I recall a weekend my one daughter, Amanda, and my four-year-old granddaughter celebrated Christmas during Thanksgiving in Colorado.
During my visit, we went to a craft store to gather supplies to decorate my granddaughter’s tree for her room. She wouldn’t leave the store without taking home one of those little red furry Christmas stockings with the white tops–one just right for her size.
We got everything home and together crafted decorations to place on the tree using sparkles, doilies, ribbon, and glass beads. Quite pleased with our efforts, we stood back and admired the happy little tree. Kaileigh said it needed just one thing to make it perfect. She took this little red stocking, looped its tie over the top branch of the tree, and claimed it, HER tree!
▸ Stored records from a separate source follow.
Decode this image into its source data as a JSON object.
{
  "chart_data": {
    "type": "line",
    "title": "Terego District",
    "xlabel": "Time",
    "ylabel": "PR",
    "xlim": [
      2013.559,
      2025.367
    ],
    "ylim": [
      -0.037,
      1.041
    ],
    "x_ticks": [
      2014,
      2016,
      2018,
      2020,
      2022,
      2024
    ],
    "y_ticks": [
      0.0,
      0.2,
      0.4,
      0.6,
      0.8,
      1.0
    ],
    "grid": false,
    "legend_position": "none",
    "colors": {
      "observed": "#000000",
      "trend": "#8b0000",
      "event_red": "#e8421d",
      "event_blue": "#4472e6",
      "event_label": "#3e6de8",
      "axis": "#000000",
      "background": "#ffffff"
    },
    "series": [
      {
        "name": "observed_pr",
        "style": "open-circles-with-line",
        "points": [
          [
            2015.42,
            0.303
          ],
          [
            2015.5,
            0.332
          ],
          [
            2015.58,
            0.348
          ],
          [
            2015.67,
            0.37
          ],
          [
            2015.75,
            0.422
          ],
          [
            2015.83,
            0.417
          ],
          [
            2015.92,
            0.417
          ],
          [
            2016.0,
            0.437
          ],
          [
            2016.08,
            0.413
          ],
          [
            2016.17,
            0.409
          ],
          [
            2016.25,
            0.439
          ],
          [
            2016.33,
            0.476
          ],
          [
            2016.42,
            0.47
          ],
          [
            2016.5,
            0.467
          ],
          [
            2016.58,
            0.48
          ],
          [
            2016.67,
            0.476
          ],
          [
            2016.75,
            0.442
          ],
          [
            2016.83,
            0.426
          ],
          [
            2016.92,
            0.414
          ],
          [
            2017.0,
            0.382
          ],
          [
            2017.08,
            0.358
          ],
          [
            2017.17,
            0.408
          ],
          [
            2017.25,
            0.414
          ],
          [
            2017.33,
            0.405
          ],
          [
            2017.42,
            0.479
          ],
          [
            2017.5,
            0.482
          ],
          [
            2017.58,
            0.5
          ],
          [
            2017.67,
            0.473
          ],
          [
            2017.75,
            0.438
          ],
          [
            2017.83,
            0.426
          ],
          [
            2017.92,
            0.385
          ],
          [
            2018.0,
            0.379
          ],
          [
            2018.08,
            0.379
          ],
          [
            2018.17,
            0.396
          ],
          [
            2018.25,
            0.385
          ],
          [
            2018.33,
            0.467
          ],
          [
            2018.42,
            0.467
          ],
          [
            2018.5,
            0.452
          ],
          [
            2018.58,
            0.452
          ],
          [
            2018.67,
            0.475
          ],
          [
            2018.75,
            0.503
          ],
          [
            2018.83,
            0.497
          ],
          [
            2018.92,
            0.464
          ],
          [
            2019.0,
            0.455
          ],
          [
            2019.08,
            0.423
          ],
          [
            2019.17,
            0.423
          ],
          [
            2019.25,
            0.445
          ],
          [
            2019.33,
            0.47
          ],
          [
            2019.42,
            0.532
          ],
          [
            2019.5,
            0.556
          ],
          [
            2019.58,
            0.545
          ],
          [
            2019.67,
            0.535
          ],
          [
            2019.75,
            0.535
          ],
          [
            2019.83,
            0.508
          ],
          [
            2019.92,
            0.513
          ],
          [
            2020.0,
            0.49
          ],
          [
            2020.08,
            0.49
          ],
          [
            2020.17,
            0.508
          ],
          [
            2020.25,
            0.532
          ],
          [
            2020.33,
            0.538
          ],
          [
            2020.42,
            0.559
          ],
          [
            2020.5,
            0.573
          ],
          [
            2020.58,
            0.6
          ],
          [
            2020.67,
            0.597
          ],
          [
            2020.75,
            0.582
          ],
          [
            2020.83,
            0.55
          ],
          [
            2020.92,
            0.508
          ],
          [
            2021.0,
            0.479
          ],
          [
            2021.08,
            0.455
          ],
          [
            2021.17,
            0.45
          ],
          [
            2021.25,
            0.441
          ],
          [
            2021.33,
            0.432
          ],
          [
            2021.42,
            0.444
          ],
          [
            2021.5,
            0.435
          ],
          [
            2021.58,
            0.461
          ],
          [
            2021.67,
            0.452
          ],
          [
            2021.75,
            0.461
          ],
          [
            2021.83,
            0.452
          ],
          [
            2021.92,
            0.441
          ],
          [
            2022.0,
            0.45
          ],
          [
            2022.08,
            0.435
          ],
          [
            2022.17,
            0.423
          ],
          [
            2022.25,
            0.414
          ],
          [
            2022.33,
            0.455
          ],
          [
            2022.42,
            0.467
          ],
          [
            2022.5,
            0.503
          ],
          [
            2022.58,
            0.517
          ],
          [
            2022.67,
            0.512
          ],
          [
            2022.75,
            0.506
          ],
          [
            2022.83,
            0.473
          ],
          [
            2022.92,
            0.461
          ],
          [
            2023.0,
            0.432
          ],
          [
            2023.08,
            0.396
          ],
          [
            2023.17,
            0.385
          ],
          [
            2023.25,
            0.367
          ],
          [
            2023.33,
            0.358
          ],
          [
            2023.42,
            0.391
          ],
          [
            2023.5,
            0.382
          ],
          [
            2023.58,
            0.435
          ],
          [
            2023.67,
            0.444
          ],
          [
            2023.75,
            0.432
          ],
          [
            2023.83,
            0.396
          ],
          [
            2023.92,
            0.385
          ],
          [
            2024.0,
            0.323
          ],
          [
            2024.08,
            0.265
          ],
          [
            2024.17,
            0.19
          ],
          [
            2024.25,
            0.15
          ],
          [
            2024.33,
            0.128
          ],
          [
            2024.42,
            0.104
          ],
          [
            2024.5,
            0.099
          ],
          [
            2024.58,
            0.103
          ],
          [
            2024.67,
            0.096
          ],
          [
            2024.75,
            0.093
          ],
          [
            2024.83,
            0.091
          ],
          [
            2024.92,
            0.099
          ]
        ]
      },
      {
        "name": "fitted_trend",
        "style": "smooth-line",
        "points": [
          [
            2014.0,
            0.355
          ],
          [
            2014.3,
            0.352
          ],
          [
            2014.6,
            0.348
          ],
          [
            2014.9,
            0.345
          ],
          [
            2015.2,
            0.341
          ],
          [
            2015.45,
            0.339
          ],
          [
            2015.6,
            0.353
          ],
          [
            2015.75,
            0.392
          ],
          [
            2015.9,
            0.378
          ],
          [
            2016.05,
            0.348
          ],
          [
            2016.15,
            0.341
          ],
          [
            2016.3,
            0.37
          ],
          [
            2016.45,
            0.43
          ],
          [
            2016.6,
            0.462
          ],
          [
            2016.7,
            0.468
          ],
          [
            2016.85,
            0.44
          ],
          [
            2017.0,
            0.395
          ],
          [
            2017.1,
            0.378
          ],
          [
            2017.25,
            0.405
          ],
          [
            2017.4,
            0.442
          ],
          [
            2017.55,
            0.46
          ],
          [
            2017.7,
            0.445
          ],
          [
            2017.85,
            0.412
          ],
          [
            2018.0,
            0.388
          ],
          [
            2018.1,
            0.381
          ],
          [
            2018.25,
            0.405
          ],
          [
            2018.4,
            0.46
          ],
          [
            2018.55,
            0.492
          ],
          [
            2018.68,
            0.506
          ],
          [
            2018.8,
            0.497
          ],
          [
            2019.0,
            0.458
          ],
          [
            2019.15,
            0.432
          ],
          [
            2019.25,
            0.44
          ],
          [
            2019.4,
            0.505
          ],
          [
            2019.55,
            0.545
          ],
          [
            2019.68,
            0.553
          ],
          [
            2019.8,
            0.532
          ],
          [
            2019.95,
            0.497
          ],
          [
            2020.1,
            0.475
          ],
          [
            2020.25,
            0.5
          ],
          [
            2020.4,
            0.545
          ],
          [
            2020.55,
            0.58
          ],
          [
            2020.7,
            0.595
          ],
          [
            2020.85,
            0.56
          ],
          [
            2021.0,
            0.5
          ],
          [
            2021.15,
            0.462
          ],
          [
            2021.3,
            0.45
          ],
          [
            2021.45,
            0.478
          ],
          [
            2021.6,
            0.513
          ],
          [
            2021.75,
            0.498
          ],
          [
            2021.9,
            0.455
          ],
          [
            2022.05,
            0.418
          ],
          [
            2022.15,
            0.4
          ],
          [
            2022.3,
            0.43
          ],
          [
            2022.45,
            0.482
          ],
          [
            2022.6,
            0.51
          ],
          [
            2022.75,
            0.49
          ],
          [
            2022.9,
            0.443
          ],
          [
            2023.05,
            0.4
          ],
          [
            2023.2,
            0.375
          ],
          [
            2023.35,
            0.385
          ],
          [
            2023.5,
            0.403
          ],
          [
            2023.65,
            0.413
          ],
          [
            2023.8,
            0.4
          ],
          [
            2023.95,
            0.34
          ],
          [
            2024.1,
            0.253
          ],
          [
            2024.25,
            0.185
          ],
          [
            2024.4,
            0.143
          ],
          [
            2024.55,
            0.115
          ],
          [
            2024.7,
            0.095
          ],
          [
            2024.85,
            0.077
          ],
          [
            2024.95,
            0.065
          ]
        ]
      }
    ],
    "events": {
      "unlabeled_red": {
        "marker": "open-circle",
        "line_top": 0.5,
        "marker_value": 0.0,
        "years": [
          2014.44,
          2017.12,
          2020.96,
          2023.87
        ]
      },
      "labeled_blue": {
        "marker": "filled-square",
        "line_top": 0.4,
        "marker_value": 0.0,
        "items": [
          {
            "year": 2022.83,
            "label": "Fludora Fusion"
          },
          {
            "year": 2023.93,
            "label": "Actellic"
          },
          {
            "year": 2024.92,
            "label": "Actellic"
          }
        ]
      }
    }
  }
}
Since my Thanksgiving visit to Colorado would serve as our Christmas together, the adults decided to place their presents under the tree to open after Kaileigh’s afternoon nap.
To complete our surprise, I placed a gift of watercolor paints in Kaileigh’s little red stocking at the top of “her” tree. Later in talking it over we decided nighttime would be a better time to exchange gifts. Hurriedly we gathered all the gifts before Kaileigh awakened and placed them in the front closet to await this evening’s festivities.
Just as we were finished tucking away the presents, Kaileigh woke from her afternoon nap.
Her mom and I were in the kitchen preparing a snack when we heard this little gasp. Kaileigh raced into the kitchen, her face aglow with the golden radiance of a child’s joy.
“Nana, Mommy—guess what…I have a magic stocking.
Look what the stocking gave me! He brought these paints. I have a magic stocking! Aren’t I lucky?” Amanda and I smiled at each other as we realized I had left the paints in the red stocking when we gathered the gifts for the evening.
I peeked around the corner to watch Kaileigh race back out to the tree in the living room and reached her little hand deep inside “her stocking” to see if there were more goodies. She shrugged her shoulders when she came up empty-handed. Happily accepting what was, she hugged the paints tightly to her heart and rocked them lovingly as though they were a newborn babe.
On the plane halfway home, I found myself struck by the memory of Kaileigh’s stocking. I thought wouldn’t it be wonderful when we reached our hand into the stocking of the unknown and the new of life, we could experience the same positive expectation of a child as gifts appearing in her Christmas stocking?
And wouldn’t it be a good thing if we could be as grateful as Kaileigh for whatever small miracle the stocking of life offered us–even though we might have anticipated more.